Un hôpital d’oncologie dans chaque wilaya, un pont médicamenteux renforcé et une coordination interministérielle inédite : le président de la République Abdelmadjid Tebboune a donné, dimanche lors du Conseil des ministres, une impulsion décisive à la Stratégie nationale de prévention et de lutte contre le cancer à l’horizon 2035, élevant la question cancérologique au rang de chantier d’État. La réunion du Conseil des ministres du 3 mai a consacré un volet entier à ce dossier de santé publique. Le chef de l’État a enjoint « d’adopter une approche nationale globale, reposant sur la prévention, le dépistage précoce et l’efficacité thérapeutique, d’autant plus que l’Algérie assure une prise en charge et des soins gratuits ». Une formule qui résume à la fois l’ambition de l’État et le principe de gratuité des soins anticancéreux, acquis que le président de la République a tenu à rappeler expressément.

La mesure la plus structurante annoncée lors de ce Conseil concerne l’infrastructure hospitalière.
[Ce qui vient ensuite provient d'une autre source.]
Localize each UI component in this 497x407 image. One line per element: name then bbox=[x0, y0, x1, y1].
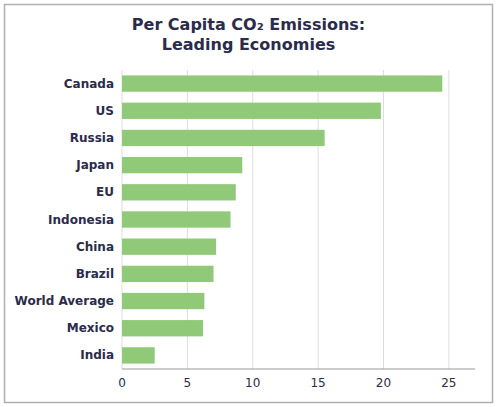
grid-line bbox=[448, 70, 449, 369]
y-tick-label: Russia bbox=[70, 131, 114, 145]
x-axis-line bbox=[122, 369, 475, 370]
title: Per Capita CO₂ Emissions:Leading Economi… bbox=[132, 15, 365, 54]
x-axis: 0 5 10 15 20 25 bbox=[118, 369, 475, 390]
bars bbox=[122, 75, 442, 363]
figure-border bbox=[5, 5, 493, 403]
y-tick-label: EU bbox=[96, 185, 114, 199]
y-tick-label: Indonesia bbox=[48, 213, 114, 227]
bar bbox=[122, 103, 381, 119]
y-tick-label: Brazil bbox=[76, 267, 114, 281]
y-tick-label: China bbox=[76, 240, 114, 254]
bar bbox=[122, 320, 203, 336]
x-tick-label: 0 bbox=[118, 376, 126, 390]
bar bbox=[122, 347, 155, 363]
chart-container: Per Capita CO₂ Emissions:Leading Economi… bbox=[0, 0, 497, 407]
grid-line bbox=[383, 70, 384, 369]
y-tick-label: US bbox=[96, 104, 114, 118]
x-tick-label: 5 bbox=[184, 376, 192, 390]
x-tick-label: 10 bbox=[245, 376, 260, 390]
grid bbox=[122, 70, 449, 369]
bar bbox=[122, 211, 231, 227]
bar bbox=[122, 130, 325, 146]
chart: Per Capita CO₂ Emissions:Leading Economi… bbox=[0, 0, 497, 407]
bar bbox=[122, 157, 242, 173]
bar bbox=[122, 184, 236, 200]
bar bbox=[122, 239, 216, 255]
y-tick-label: India bbox=[80, 348, 114, 362]
y-axis: India Mexico World Average Brazil China Indon… bbox=[15, 77, 114, 363]
y-tick-label: World Average bbox=[15, 294, 114, 308]
bar bbox=[122, 266, 214, 282]
x-tick-label: 25 bbox=[441, 376, 456, 390]
bar bbox=[122, 293, 204, 309]
y-tick-label: Japan bbox=[75, 158, 114, 172]
y-tick-label: Mexico bbox=[67, 321, 114, 335]
bar bbox=[122, 75, 442, 91]
x-tick-label: 15 bbox=[310, 376, 325, 390]
y-tick-label: Canada bbox=[64, 77, 114, 91]
x-tick-label: 20 bbox=[376, 376, 391, 390]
Tebboune a ordonné « le renforcement des capacités des structures sanitaires et l’amélioration de la prise en charge des patients à travers les différentes wilayas du pays, avec l’élaboration d’une étude pour la réalisation d’un hôpital d’oncologie dans chaque wilaya ». L’Algérie compte aujourd’hui 21 centres spécialisés dans le traitement du cancer, un chiffre jugé insuffisant au regard de la progression épidémique : le pays enregistre désormais plus de 60 000 nouveaux cas par an, un volume qui met sous pression des structures conçues pour une charge bien moindre.
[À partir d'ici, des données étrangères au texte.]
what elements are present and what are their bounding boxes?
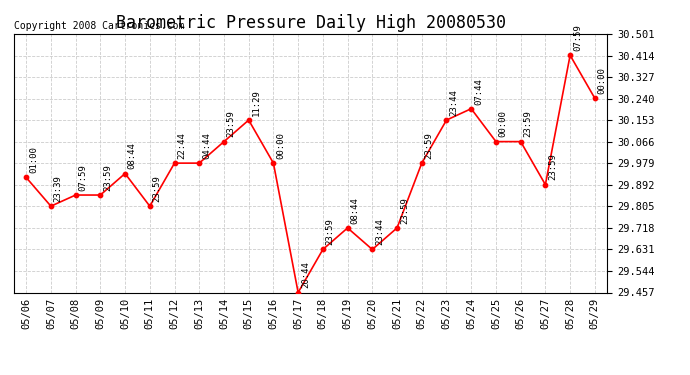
Point bbox=[441, 117, 452, 123]
Text: 23:59: 23:59 bbox=[227, 111, 236, 137]
Text: 23:39: 23:39 bbox=[54, 175, 63, 202]
Point bbox=[317, 246, 328, 252]
Point bbox=[268, 160, 279, 166]
Point bbox=[342, 225, 353, 231]
Text: 08:44: 08:44 bbox=[351, 197, 359, 224]
Text: 22:44: 22:44 bbox=[177, 132, 186, 159]
Text: 23:59: 23:59 bbox=[103, 164, 112, 191]
Point bbox=[391, 225, 402, 231]
Text: 00:00: 00:00 bbox=[598, 67, 607, 94]
Point bbox=[194, 160, 205, 166]
Point bbox=[540, 182, 551, 188]
Point bbox=[416, 160, 427, 166]
Text: 01:00: 01:00 bbox=[29, 146, 38, 173]
Text: Copyright 2008 Cartronics.com: Copyright 2008 Cartronics.com bbox=[14, 21, 184, 31]
Point bbox=[144, 203, 155, 209]
Point bbox=[95, 192, 106, 198]
Text: 23:59: 23:59 bbox=[152, 175, 161, 202]
Point bbox=[515, 139, 526, 145]
Text: 11:29: 11:29 bbox=[251, 89, 260, 116]
Point bbox=[46, 203, 57, 209]
Text: 23:59: 23:59 bbox=[424, 132, 433, 159]
Text: 20:44: 20:44 bbox=[301, 261, 310, 288]
Title: Barometric Pressure Daily High 20080530: Barometric Pressure Daily High 20080530 bbox=[115, 14, 506, 32]
Point bbox=[70, 192, 81, 198]
Text: 23:59: 23:59 bbox=[524, 111, 533, 137]
Text: 23:44: 23:44 bbox=[375, 218, 384, 245]
Point bbox=[119, 171, 130, 177]
Text: 07:59: 07:59 bbox=[79, 164, 88, 191]
Point bbox=[589, 95, 600, 101]
Point bbox=[21, 174, 32, 180]
Point bbox=[367, 246, 378, 252]
Point bbox=[243, 117, 254, 123]
Point bbox=[491, 139, 502, 145]
Text: 23:44: 23:44 bbox=[449, 89, 458, 116]
Text: 08:44: 08:44 bbox=[128, 142, 137, 170]
Text: 07:59: 07:59 bbox=[573, 24, 582, 51]
Point bbox=[169, 160, 180, 166]
Text: 23:59: 23:59 bbox=[548, 154, 557, 180]
Text: 07:44: 07:44 bbox=[474, 78, 483, 105]
Text: 23:59: 23:59 bbox=[400, 197, 408, 224]
Point bbox=[219, 139, 230, 145]
Point bbox=[466, 106, 477, 112]
Point bbox=[564, 52, 575, 58]
Text: 00:00: 00:00 bbox=[276, 132, 285, 159]
Text: 23:59: 23:59 bbox=[326, 218, 335, 245]
Text: 00:00: 00:00 bbox=[499, 111, 508, 137]
Text: 04:44: 04:44 bbox=[202, 132, 211, 159]
Point bbox=[293, 290, 304, 296]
Sur le volet médicamenteux, le président a demandé au gouvernement de « mettre en place un dispositif de supervision et de suivi de la disponibilité et de la distribution des médicaments anticancéreux, en vue d’une exploitation optimale des capacités thérapeutiques ». Les ruptures ponctuelles de certains traitements oncologiques, régulièrement signalées par les associations de malades, donnent à cette instruction une résonance particulière. Tebboune a également « réitéré ses orientations aux ministères du Commerce et de la Santé pour accélérer la mise en place de laboratoires de contrôle de toutes les marchandises qui entrent en Algérie au niveau des ports et des aéroports », élargissant ainsi la lutte anticancer à la régulation des importations de produits potentiellement dangereux. Il a conclu sur la nécessité d’« assurer une bonne coordination entre les différents secteurs concernés pour le succès de cette stratégie à long terme ».
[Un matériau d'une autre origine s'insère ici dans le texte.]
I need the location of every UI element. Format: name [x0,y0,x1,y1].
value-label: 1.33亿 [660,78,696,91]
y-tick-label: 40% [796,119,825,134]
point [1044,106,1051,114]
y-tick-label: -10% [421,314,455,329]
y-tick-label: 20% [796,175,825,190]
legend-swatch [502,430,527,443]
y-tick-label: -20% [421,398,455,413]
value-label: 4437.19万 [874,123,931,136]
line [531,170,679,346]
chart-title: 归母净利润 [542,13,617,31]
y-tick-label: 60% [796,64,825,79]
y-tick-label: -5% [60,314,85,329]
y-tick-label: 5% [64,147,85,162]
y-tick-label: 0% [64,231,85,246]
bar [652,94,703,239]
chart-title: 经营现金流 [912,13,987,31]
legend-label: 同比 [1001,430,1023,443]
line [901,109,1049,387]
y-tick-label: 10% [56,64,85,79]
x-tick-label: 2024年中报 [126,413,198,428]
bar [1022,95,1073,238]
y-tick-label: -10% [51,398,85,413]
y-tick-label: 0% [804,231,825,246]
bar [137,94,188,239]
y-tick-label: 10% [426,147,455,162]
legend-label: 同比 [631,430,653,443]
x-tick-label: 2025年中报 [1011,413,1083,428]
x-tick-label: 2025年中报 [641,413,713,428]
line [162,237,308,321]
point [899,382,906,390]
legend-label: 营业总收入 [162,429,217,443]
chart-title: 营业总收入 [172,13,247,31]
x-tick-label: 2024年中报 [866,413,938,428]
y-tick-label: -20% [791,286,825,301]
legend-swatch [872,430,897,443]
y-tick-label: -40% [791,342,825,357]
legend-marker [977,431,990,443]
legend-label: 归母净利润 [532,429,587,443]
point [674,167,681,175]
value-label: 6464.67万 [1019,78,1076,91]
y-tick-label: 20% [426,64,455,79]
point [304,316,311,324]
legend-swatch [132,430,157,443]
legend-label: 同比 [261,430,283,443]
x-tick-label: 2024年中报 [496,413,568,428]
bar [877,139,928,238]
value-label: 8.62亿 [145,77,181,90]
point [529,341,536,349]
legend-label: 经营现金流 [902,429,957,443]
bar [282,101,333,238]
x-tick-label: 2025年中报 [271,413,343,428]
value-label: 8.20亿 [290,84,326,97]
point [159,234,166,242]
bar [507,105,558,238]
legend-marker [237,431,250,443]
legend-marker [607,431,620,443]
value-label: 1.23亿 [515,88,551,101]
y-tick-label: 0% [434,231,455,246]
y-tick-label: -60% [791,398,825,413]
Ces annonces s’inscrivent dans un engagement présidentiel qui remonte au début du premier mandat de Tebboune et au cours duquel il a formulé la première stratégie nationale de lutte contre le cancer. En novembre 2023, il avait annoncé la création d’une instance nationale chargée d’arrêter une feuille de route anticancer, assortie d’une enveloppe de 70 milliards de dinars. C’est en février 2024 qu’un décret présidentiel a formellement institué la Commission nationale de prévention et de lutte contre le cancer, présidée par le professeur Adda Bounjar. Cette commission, composée de six membres et appuyée par vingt-deux sous-comités constitués en février 2025, a présidé aux assises nationales des 2 et 3 mai 2025 à Alger, qui ont servi de socle à l’élaboration de la stratégie 2025-2035. Cette stratégie repose sur une approche intégrée, multidisciplinaire et centrée sur le patient, axée sur le renforcement des ressources humaines, le développement des infrastructures et la promotion de l’innovation thérapeutique.